Keeping busy can be good. People are always telling you to do it. ‘Just keep yourself busy’ ‘Don’t think about it’ ‘Try not to think about it’. Have you ever tried NOT to think about something? What a strange paradox, surely any attempt to not think of something is only going to lead to more thoughts about that same subject.

One of the things I have found, though, with keeping yourself busy is it seems to have a bit of an endless snowball effect. Whereby you start to dust yourself in a light covering of snow and think ‘I won’t look at me, that’ll do. That light covering hides it all.’ And then the next day, you patch up the sections that have melted a little. You start to feel paranoid, like people can see your colours through the white dusting of snow. Slowly, you add more and more. You roll and you roll until you are so big and covered in so much snow you have no idea who is underneath any more; not even the faintest flicker of colour seeps through. At first, you thought this was what you wanted. To hide, to hide from everyone. But now you realise you’ve even hidden from yourself. You’re buried. But by this stage, you are so catastrophically encased you can no longer move to fight your way out.

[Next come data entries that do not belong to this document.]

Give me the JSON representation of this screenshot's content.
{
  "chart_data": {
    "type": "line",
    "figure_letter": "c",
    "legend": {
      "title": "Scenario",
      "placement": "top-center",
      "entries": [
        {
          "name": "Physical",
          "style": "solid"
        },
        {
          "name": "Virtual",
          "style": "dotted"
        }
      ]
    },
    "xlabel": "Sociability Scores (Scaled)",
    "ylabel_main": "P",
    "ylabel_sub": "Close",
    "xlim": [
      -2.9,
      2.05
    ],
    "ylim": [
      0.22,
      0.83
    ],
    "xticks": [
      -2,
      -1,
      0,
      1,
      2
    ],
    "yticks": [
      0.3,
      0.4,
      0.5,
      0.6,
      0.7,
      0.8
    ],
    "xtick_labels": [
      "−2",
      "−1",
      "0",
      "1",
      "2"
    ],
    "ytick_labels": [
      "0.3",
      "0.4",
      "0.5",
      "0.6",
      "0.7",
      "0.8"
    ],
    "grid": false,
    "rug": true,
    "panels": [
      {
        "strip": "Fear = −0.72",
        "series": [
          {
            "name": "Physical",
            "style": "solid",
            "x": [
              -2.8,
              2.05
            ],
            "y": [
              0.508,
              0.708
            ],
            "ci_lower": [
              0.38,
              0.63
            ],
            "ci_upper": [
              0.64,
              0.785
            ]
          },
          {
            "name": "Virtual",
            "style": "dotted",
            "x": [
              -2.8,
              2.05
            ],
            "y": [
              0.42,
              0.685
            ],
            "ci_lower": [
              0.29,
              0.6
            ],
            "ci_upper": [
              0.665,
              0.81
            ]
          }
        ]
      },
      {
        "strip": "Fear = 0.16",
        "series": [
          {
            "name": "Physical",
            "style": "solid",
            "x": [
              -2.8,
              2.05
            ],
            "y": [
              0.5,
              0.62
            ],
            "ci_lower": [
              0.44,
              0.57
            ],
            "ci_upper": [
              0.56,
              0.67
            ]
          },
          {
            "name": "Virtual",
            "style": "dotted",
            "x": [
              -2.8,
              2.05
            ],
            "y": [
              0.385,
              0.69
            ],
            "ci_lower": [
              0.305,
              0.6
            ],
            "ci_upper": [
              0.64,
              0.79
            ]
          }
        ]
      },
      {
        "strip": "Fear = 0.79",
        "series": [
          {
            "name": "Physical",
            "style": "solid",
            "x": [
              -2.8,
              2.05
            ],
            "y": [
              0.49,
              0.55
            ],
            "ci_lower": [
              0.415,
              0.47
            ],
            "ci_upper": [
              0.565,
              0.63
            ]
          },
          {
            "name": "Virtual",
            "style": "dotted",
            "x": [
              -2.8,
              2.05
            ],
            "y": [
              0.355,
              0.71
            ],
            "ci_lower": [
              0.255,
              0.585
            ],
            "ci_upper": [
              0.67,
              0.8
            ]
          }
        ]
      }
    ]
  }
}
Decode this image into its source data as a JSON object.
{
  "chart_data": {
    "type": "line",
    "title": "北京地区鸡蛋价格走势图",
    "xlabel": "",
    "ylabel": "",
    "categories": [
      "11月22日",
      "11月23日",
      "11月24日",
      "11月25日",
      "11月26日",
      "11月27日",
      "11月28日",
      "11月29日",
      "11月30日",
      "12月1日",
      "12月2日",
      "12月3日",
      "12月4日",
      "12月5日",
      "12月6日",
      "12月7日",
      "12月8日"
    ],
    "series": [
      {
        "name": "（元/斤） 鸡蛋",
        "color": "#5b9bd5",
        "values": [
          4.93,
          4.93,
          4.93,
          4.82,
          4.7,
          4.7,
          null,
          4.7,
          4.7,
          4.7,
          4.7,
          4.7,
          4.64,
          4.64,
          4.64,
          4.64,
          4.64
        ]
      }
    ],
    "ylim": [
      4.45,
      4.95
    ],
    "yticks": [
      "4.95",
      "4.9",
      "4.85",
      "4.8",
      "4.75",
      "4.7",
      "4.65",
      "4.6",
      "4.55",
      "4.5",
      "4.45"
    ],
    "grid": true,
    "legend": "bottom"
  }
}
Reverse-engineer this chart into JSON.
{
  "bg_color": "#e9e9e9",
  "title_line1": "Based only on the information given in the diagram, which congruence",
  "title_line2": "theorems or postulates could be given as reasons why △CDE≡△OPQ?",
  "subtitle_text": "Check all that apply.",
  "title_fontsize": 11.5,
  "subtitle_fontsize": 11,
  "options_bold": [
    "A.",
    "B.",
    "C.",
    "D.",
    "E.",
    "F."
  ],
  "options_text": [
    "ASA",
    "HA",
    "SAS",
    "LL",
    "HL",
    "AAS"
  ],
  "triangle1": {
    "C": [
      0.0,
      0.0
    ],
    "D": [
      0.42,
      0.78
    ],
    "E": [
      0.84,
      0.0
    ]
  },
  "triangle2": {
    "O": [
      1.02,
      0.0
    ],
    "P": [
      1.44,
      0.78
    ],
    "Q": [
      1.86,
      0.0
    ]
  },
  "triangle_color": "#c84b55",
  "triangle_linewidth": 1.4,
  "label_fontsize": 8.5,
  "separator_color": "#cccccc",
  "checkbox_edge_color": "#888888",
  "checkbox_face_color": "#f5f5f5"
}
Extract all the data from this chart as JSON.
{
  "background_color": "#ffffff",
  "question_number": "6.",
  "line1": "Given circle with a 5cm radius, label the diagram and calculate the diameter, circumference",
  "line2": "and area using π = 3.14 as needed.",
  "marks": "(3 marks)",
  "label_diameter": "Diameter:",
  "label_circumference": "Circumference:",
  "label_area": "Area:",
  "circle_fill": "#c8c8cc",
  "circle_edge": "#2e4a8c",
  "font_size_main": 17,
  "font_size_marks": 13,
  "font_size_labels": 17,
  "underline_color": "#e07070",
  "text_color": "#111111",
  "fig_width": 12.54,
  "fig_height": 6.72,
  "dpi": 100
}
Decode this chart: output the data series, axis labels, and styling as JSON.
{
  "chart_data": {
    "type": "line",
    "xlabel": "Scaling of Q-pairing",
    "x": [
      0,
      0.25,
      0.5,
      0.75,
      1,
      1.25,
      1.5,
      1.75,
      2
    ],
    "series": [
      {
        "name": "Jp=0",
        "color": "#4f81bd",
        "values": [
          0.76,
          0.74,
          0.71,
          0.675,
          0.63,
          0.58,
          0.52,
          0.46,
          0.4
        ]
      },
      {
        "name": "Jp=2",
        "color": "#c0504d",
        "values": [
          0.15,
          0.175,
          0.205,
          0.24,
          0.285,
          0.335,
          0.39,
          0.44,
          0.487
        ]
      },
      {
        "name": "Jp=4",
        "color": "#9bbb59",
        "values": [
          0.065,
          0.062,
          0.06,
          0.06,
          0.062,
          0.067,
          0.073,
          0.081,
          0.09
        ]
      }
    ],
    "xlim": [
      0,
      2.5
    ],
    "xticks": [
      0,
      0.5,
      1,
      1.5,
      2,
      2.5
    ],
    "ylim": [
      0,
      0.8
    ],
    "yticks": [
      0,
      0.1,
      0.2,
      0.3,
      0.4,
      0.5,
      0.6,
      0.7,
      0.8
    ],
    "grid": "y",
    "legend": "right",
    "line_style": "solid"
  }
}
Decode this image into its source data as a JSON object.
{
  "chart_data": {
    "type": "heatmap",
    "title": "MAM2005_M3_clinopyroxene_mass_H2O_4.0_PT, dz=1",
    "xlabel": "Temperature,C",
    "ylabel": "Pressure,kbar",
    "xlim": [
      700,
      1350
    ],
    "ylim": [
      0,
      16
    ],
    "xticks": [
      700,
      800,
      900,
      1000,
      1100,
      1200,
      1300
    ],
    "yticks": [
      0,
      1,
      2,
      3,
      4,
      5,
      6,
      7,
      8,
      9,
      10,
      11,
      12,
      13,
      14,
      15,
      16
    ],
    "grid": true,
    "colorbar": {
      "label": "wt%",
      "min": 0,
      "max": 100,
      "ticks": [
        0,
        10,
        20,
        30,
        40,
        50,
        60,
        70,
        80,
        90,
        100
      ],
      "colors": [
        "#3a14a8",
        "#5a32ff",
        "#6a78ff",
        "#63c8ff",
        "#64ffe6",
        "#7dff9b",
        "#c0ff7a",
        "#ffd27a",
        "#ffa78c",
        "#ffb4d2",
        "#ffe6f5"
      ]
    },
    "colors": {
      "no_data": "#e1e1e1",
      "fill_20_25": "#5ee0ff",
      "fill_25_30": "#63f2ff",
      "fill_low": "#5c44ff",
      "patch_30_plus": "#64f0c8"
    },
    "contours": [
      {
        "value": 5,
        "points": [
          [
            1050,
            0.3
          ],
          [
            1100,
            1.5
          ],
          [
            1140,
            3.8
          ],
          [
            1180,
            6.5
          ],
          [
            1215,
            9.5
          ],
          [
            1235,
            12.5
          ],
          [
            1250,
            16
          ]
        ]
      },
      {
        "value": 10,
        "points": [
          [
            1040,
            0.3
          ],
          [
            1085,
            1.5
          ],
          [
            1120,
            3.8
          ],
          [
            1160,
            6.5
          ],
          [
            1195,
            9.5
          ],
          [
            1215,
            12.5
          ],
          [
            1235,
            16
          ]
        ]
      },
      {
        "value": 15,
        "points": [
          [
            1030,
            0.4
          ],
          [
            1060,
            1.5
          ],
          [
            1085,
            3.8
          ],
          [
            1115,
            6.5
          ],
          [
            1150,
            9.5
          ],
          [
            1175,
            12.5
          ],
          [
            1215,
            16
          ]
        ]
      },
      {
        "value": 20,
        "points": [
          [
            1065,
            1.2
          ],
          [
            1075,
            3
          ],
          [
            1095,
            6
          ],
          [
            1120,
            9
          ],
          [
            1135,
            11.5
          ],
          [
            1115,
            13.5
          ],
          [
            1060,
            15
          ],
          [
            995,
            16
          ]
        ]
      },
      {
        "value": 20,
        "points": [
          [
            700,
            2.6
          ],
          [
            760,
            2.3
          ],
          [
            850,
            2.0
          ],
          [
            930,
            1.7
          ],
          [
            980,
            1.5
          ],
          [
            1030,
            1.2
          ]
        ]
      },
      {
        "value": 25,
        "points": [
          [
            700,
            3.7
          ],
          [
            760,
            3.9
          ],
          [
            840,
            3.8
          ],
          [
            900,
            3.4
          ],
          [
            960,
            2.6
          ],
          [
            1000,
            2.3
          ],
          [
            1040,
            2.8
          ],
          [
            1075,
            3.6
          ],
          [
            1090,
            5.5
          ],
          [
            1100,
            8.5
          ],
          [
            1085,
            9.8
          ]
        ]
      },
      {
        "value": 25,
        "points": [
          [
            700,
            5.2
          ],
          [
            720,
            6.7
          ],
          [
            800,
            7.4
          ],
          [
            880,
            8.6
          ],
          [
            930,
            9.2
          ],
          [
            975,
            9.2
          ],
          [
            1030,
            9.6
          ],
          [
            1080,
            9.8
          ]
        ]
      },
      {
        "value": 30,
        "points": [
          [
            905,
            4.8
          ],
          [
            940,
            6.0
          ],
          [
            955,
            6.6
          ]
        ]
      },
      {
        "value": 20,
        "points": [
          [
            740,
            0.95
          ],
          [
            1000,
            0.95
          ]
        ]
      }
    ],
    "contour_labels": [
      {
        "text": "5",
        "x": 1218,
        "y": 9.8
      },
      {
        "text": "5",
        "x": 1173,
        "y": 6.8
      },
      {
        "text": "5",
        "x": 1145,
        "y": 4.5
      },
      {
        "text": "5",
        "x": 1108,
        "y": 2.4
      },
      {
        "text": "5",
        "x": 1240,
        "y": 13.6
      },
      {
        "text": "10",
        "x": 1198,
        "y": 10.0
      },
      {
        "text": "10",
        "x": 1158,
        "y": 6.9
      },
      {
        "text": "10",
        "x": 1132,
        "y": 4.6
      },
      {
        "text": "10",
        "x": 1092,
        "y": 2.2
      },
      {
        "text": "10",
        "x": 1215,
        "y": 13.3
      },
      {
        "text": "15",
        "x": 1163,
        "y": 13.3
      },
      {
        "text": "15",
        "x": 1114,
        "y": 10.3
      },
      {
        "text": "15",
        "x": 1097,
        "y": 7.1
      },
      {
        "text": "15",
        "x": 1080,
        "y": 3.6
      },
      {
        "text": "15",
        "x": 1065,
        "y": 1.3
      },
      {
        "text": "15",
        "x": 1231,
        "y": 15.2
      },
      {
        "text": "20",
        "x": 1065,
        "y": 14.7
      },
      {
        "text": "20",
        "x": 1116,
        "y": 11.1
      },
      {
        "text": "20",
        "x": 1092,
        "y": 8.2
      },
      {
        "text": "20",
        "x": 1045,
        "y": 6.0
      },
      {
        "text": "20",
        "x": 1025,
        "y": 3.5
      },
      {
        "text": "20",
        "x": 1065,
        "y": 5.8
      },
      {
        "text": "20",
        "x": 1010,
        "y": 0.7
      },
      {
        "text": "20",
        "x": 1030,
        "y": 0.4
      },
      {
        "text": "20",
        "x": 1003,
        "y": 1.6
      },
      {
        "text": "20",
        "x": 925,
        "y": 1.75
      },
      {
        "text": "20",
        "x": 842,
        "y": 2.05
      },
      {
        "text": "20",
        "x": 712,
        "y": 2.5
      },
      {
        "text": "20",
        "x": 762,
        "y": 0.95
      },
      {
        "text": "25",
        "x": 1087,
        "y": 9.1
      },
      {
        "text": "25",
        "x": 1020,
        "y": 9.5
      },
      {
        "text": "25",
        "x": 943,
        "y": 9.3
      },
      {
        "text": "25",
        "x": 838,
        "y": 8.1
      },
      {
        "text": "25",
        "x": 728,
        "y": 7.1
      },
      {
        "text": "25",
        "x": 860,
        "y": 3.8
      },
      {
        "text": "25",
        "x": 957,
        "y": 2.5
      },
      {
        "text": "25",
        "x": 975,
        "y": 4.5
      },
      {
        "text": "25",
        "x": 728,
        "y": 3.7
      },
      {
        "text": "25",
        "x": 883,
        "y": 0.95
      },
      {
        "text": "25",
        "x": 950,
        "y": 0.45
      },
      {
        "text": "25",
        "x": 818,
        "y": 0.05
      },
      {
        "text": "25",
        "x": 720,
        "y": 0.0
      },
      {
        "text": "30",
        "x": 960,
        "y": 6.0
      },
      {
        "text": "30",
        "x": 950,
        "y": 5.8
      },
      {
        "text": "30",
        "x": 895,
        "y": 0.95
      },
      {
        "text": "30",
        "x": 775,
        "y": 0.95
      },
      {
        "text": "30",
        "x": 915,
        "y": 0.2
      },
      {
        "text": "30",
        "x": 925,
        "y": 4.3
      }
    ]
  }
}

So you are stuck there. Forever? Can you thaw out? Can you do it alone? You got yourself there, didn’t you? Can you get yourself out? Or does it take somebody else to pull you out?

What a hell to be trapped in side the case we made for ourself to be hidden in.

You cannot keep yourself busy forever. You cannot hide forever. You cannot run forever. Its implausible. Someday you might have to face up to things. Someday you might have to stop in your tracks, to look at the footprints that chase you there. You might have to turn around and walk back up those some tracks and retrace them. Look for what’s chasing you. You may find that the footprints that followed you stopped a while back, and it has just been a set of feet identical to yours you’ve been running from since.

Remember your self affirmations: you are not bad, you have done the best you could in the situation you were in. Remember that snow is beautiful, but that you are beautiful beneath too.

Don’t face things alone. Don’t be disappointed in yourself.

Accept your own footprints for what they are, you took that path for a reason.